Y pese a saberlo, debía intentar algo o sólo sería cuestión de tiempo que Marina lograse alcanzarme, sobre todo si en algún momento decidía pasar a la ofensiva más allá de devolver contras a mis embates.

Inmerso en esa tesitura, nuestro duelo no tardó en convertirse en una sucesión de amagos y embestidas casi suicidas por mi parte de las cuales no salí escaldada a base de cautela, evasiones de última hora y retiradas tácticas (también conocidas como "salir por patas cuando me veía a punto de ser arrastrada por las olas"). En más de una ocasión tuve la afilada punta de su arma tan cerca del cuello o los ojos que mis nervios llegaron a acusar los tajos por simpatía

Lo que en un principio podría haber parecido un encuentro destinado a ser fugaz terminó alargándose casi de forma antinatural durante... bueno, no sabría decir durante cuánto, pero si seguíamos estando en el tiempo del descanso yo era la reina de Inglaterra. Cierto director debía estar evitando que la campanada del cambio de hora sonase para que ambas arregláramos nuestras diferencias ante todo el mundo.

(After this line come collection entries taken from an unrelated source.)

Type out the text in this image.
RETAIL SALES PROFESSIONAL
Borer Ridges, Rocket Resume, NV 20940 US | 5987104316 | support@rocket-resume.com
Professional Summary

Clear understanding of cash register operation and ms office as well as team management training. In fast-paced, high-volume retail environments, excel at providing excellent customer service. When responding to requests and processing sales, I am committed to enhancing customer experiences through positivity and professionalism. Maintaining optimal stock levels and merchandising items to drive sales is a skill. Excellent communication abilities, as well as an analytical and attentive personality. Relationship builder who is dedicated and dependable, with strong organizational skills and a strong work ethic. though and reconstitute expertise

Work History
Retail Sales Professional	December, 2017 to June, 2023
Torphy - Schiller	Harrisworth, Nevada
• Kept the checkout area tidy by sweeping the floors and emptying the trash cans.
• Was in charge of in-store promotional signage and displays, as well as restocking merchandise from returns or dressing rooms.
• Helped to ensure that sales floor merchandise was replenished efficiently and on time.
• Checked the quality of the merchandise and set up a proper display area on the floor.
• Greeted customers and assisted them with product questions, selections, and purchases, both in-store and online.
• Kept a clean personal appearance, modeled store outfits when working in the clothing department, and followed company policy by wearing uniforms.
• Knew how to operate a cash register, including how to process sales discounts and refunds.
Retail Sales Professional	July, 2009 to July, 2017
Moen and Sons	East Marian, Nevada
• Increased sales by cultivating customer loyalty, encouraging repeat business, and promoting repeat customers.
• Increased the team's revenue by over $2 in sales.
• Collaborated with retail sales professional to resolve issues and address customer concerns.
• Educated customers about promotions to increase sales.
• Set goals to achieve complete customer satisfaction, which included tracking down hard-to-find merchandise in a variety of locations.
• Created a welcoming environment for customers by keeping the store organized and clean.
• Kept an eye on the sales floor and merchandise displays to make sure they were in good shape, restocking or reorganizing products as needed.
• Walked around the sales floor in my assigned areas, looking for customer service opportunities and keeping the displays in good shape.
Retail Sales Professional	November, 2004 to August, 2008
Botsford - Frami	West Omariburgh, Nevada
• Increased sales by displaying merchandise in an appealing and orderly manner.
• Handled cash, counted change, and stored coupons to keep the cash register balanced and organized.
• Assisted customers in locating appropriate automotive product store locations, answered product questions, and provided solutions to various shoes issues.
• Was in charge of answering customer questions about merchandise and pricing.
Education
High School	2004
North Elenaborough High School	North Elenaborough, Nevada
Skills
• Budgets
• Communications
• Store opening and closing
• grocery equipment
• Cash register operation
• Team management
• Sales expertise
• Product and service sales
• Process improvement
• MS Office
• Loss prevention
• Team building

En todo caso, la prolongación del intercambio de hostilidades comenzó a cobrarse su propia factura, la física. Las interminables maratones de Sun Wukong me habían ayudado a desarrollar una resistencia sin la cual no habría llegado hasta aquel punto del combate, no obstante, me había descuidado lanzándome a algo tan exigente y con tantos cambios de ritmo sin un mínimo calentamiento previo. Como consecuencia, en cuanto tomaba aire tras distanciarme de los ataques de la semidiosa, todos y cada uno de los músculos de mis piernas achacaban un malestar creciente.

En cambio, con un pie adelantado, mano derecha aferrando la parte media de su lanza para imprimirle fuerza e izquierda adelantada con objetivo de sumarle precisión a una punta que casi rozaba el césped, Marina me retaba infatigable a volver a estrellarme contra ella.

Y mi oportunidad en un trillón seguía sin vislumbrarse:

—Si tu estrategia es alargar esto hasta que el éter de mi circuito mágico desgaste mi arma y atacarme cuando se desintegre —insinuó la luchadora rubia con una puntería terrorífica—, siento decepcionarte, pero eso no pasará: Tú misma eliminaste esa posibilidad con esa norma antimagia. Las emisiones involuntarias de mi circuito están bien selladas hasta que te venza.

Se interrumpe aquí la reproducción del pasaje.